Modern medicine has made amazing strides, and certainly I’m not scoffing at the notion of continued research toward effective treatment and cure of diseases like cancer. And I’m not saying that people who hear the “C” word should immediately update their will, make their funeral arrangements, and lay out their burial clothes. There are many cases where treatment is worth trying, and each patient should be fully informed of the treatment options and the likely prognosis.
But there comes a point when treatment is less about the patient’s quality of life and more about the doctors making certain that they are safe from accusations of malpractice. When doctors offer patients treatments that they wouldn’t accept themselves and to which they wouldn’t subject their own family members. And it’s hard for them to say, “you should consider stopping” because there is that one-in-a-fifty patient who does respond to this particular therapy, who does get better. No one can tell for certain who will be the lucky one who grabs the brass ring, so how can one counsel a patient that the horrible side effects of this particular treatment are not worth the small chance of winning the treatment lottery?

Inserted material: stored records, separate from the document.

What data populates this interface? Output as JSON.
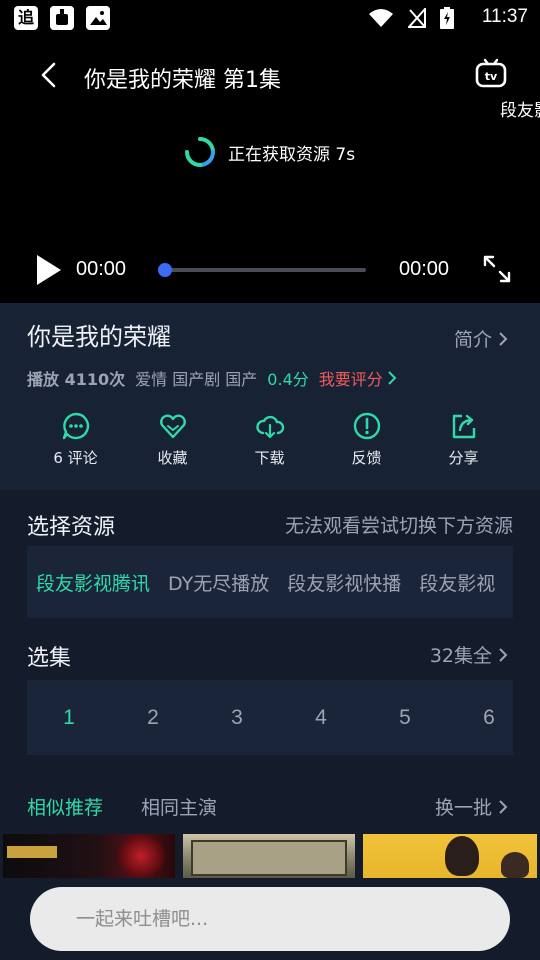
{
  "status_bar": {
    "app_icon_1_text": "追",
    "time": "11:37"
  },
  "player": {
    "title": "你是我的荣耀 第1集",
    "tv_label": "段友影视",
    "loading_text": "正在获取资源 7s",
    "current_time": "00:00",
    "total_time": "00:00",
    "progress": 0
  },
  "info": {
    "show_title": "你是我的荣耀",
    "intro_label": "简介",
    "plays": "播放 4110次",
    "tags": "爱情 国产剧 国产",
    "score": "0.4分",
    "rate_label": "我要评分",
    "actions": [
      {
        "label": "6 评论",
        "icon": "comment-icon"
      },
      {
        "label": "收藏",
        "icon": "heart-icon"
      },
      {
        "label": "下载",
        "icon": "cloud-download-icon"
      },
      {
        "label": "反馈",
        "icon": "feedback-icon"
      },
      {
        "label": "分享",
        "icon": "share-icon"
      }
    ]
  },
  "source": {
    "title": "选择资源",
    "hint": "无法观看尝试切换下方资源",
    "tabs": [
      "段友影视腾讯",
      "DY无尽播放",
      "段友影视快播",
      "段友影视"
    ]
  },
  "episodes": {
    "title": "选集",
    "count_label": "32集全",
    "items": [
      "1",
      "2",
      "3",
      "4",
      "5",
      "6"
    ],
    "active": "1"
  },
  "recommendations": {
    "tab_similar": "相似推荐",
    "tab_same_cast": "相同主演",
    "refresh_label": "换一批"
  },
  "comment": {
    "placeholder": "一起来吐槽吧..."
  },
  "colors": {
    "accent": "#2fd9a8",
    "rate": "#f25a5a",
    "seek_knob": "#3b6cf6",
    "panel": "#182235",
    "background": "#141c2b"
  }
}
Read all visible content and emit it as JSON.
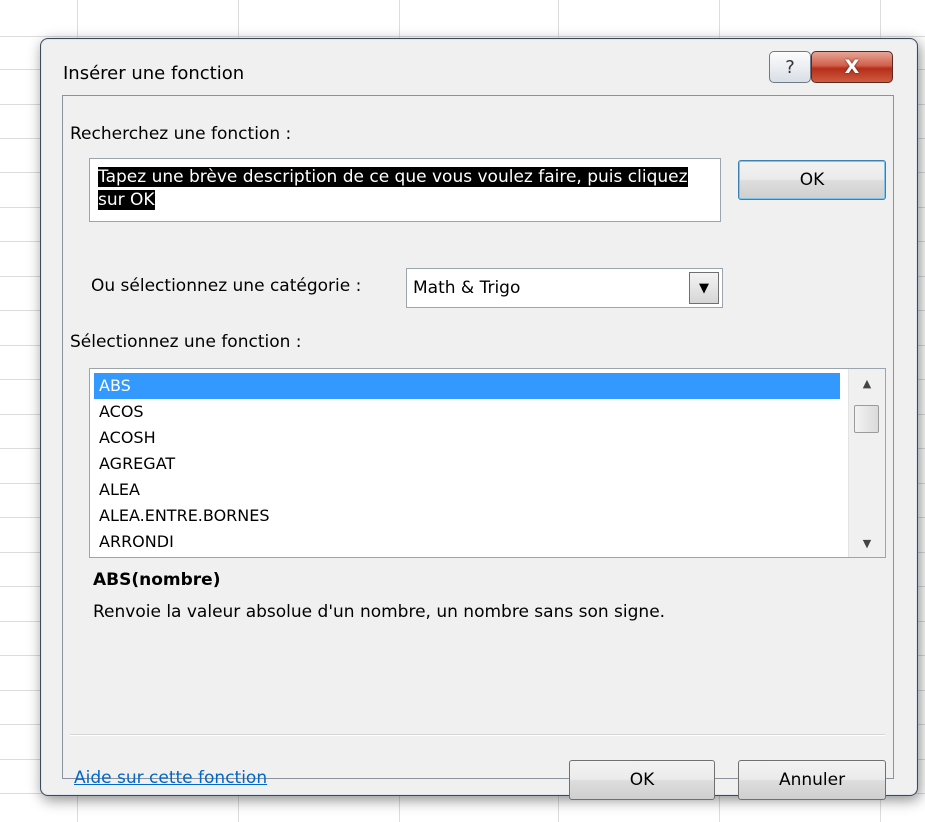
{
  "dialog": {
    "title": "Insérer une fonction",
    "help_button": "?",
    "close_button": "X"
  },
  "search": {
    "label": "Recherchez une fonction :",
    "text": "Tapez une brève description de ce que vous voulez faire, puis cliquez sur OK",
    "ok_button": "OK"
  },
  "category": {
    "label": "Ou sélectionnez une catégorie :",
    "selected": "Math & Trigo"
  },
  "functions": {
    "label": "Sélectionnez une fonction :",
    "items": [
      "ABS",
      "ACOS",
      "ACOSH",
      "AGREGAT",
      "ALEA",
      "ALEA.ENTRE.BORNES",
      "ARRONDI"
    ],
    "selected": "ABS"
  },
  "details": {
    "syntax": "ABS(nombre)",
    "description": "Renvoie la valeur absolue d'un nombre, un nombre sans son signe."
  },
  "footer": {
    "help_link": "Aide sur cette fonction",
    "ok_button": "OK",
    "cancel_button": "Annuler"
  },
  "colors": {
    "selection": "#3399ff",
    "link": "#0066cc",
    "close_button": "#c0452c"
  }
}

We want medicine to be better than it is. We want medicine to be miraculous in its ability to save us. We live in a world where we have overcome most of the diseases that used to kill us in childhood, where a minor wound doesn’t present a serious risk of fatal infection, where a fever is unlikely to run out of control and damage our brains.
But we all still die. We don’t do it with the regularity of the past–discounting accidents, we don’t die in our youth or young adulthood very often–and we don’t do it in our homes, among our own relatives, at least not usually. Thanks to the hospice movement, more of us are dying at home, but frequently not until our dignity has been shattered into a billion pieces and hospice is a method of trying to scrape back together some of that dignity and make some peace with the pain and anguish that would otherwise be our last memory of our loved one.
This is still not a very gracious way of reaching the end of our lives.
I hope it’s a very long time before I have to make these kinds of decisions, for myself or for anyone else. I hope, really, that when death comes it is swift and painless. But if these decisions become ones that I have to make, I hope that I will make wise ones. Almost a quarter of medical expenditures in this country are made in the last year of life, and most of those expenditures have little impact on the final outcome–save to make that last year of life a sad, painful, miserable journey that leaves the grieving family with painful final memories.